根号の掛け算計算機 - 根号を簡単にする

a√x と b√y の形の2つの根号式を掛け合わせ、完全に簡単化した結果を求めます。完全平方数を自動でくくり出します。

根号の掛け算計算機
2つの根号式の係数と被開方数を入力して、積を計算し簡単化します。

1つ目の根号式 (a√x)

2つ目の根号式 (b√y)

根号の掛け算計算機について

根号式とは、被開方数に根号(√)が付いた式です。平方根 √x は、2乗すると x になる0以上の数を表します。2つの根号式を掛け合わせると、根号の積の法則と係数の計算を組み合わせて、簡単化された結果を求めます。 根号の積の法則は、0以上の実数 a と b について √a × √b = √(a×b) となることを示します。係数付きの式では、a√x と b√y の積は a√x × b√y = (a×b)√(x×y) です。外側の係数を掛け、被開方数どうしを1つの根号の中で掛け合わせます。 掛け算の後は、合成された被開方数から完全平方数をくくり出して簡単化します。
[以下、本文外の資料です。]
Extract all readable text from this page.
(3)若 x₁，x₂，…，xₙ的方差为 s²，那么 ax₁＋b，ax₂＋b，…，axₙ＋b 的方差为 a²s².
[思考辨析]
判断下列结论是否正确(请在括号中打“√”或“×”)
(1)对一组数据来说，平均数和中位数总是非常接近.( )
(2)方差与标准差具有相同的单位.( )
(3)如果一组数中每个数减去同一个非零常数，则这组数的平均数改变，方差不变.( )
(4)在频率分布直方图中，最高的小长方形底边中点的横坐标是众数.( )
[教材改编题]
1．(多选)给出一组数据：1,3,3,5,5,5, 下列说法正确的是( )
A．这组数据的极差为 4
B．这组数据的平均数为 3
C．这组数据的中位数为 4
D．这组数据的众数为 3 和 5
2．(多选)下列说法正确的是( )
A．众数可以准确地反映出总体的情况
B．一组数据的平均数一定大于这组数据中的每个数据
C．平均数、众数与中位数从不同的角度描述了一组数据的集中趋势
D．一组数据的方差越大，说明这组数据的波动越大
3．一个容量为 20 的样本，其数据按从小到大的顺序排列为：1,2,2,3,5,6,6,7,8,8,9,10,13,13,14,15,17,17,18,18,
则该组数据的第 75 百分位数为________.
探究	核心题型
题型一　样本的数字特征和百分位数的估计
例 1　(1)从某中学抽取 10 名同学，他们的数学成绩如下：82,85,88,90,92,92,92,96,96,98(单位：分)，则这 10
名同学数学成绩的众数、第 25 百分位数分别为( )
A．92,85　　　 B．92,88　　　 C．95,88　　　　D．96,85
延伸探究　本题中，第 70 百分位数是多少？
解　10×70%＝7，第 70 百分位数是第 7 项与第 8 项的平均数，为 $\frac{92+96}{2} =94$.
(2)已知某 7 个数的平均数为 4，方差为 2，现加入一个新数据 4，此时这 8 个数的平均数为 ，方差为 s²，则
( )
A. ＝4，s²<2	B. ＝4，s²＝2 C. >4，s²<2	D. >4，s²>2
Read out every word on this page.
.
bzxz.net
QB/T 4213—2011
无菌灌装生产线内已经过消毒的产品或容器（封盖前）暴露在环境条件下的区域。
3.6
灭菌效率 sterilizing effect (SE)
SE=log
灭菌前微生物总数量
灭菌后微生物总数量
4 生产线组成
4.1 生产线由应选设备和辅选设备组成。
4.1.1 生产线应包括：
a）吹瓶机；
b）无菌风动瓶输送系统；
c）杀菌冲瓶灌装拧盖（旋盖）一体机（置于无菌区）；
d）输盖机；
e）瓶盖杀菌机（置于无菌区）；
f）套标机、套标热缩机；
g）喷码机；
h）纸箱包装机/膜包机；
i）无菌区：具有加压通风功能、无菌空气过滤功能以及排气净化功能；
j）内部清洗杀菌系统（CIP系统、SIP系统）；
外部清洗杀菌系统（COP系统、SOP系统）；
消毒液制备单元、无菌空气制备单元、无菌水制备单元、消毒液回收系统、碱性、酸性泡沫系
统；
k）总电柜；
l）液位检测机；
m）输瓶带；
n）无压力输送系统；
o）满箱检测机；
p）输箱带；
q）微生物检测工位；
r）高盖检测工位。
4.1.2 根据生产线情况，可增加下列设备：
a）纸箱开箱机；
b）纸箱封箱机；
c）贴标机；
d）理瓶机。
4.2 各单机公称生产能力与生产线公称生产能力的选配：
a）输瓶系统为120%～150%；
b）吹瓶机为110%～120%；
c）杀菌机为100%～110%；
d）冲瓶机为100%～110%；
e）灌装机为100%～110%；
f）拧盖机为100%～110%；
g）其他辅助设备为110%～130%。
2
完全平方数とは、ある整数の2乗になっている整数です。1、4、9、16、25、36 などが該当します。合成後の被開方数が k² × m と書けて、m に 1 より大きい完全平方因子が含まれない場合、√(k²×m) = k√m となり、k が根号の外に出て係数に掛かります。たとえば、3√2 × 2√8 = 6√16 = 6×4 = 24 です。√16 = 4 であり、被開方数は 1 に簡単化されます。 特殊なケースもよくあります。x = y(2つの被開方数が同じ)なら、a√x × b√x = ab√(x²) = ab×x となり、根号のない整数になります。この性質は、分母の根号を消すために共役な式を掛けるときにも使われます。合成後の被開方数がもともと完全平方数なら、結果は必ず整数です。 根号の掛け算は、数学や物理のさまざまな場面で現れます。幾何では、辺が √a と √b の長方形の対角線を求めるとき、三平方の定理を使うため、根号の掛け算と簡単化が関わります。2次方程式では、判別式 √(b²−4ac) を因数分解して簡単化することがよくあります。三角法では、正弦や余弦の厳密値に √2 や √3 のような根号の積が現れます。根号の掛け算と簡単化を理解することは、これらを含む多くの場面で代数をきれいに扱うために不可欠です。

根号の掛け算の例

途中式と簡単化後の形を示す、よくある根号の掛け算の問題です。

簡単化結果補足
2√3 × 3√3186√9 = 6×3 = 18。被開方数が同じ
3√2 × 2√8246√16 = 6×4 = 24。完全平方数
√5 × √551√25 = 5。結果は整数
2√3 × √12122√36 = 2×6 = 12

使い方

  1. 1つ目の根号式の係数を「係数 (a)」に入力します。係数がない場合は 1 を入力します。
  2. 1つ目の式の被開方数を「被開方数 (x)」に入力します。
  3. 2つ目の根号式の係数と被開方数を、それぞれ対応する欄に入力します。
  4. 「計算」をクリックすると、中間の積と完全に簡単化された結果が表示されます。
  5. 「リセット」をクリックすると、すべての欄が消去され、新しい計算を始められます。

よくある質問

根号の積の法則とは何ですか?
根号の積の法則では、0以上の実数 a と b について √a × √b = √(a×b) となります。つまり、根号の内側で掛け算したり因数分解したりして、根号をまとめたり分けたりできます。係数付きの式にも拡張でき、a√x × b√y = (ab)√(xy) です。
掛け算した後の根号はどうやって簡単化しますか?
合成した被開方数を「完全平方数 × 残りの因子」に分解します。たとえば、√72 = √(36×2) = 6√2 です。36 は完全平方数で、2 には取り出せる完全平方因子がありません。計算機は最大の完全平方因子を自動で見つけます。
2つの被開方数が同じ場合はどうなりますか?
x = y のとき、a√x × b√x = ab√(x²) = ab×x となり、整数入力なら必ず整数になります。たとえば、5√7 × 3√7 = 15√49 = 15×7 = 105 です。この恒等式は分母の有理化で使われます。
小数の被開方数を入力できますか?
この計算機は、被開方数として0以上の任意の数を受け付け、数値的に計算します。簡単化をきれいに行うには、完全平方数の因数分解アルゴリズムが整数向けなので、整数の被開方数をおすすめします。
結果に根号がないのはどういう意味ですか?
合成後の被開方数が完全平方数のとき、その平方根は整数なので、結果全体が根号なしの整数に簡単化されます。これは、2つの被開方数が同じ場合、積が完全平方数になる場合(たとえば 4 × 9 = 36)、または合成後の被開方数が 1 の場合に起こります。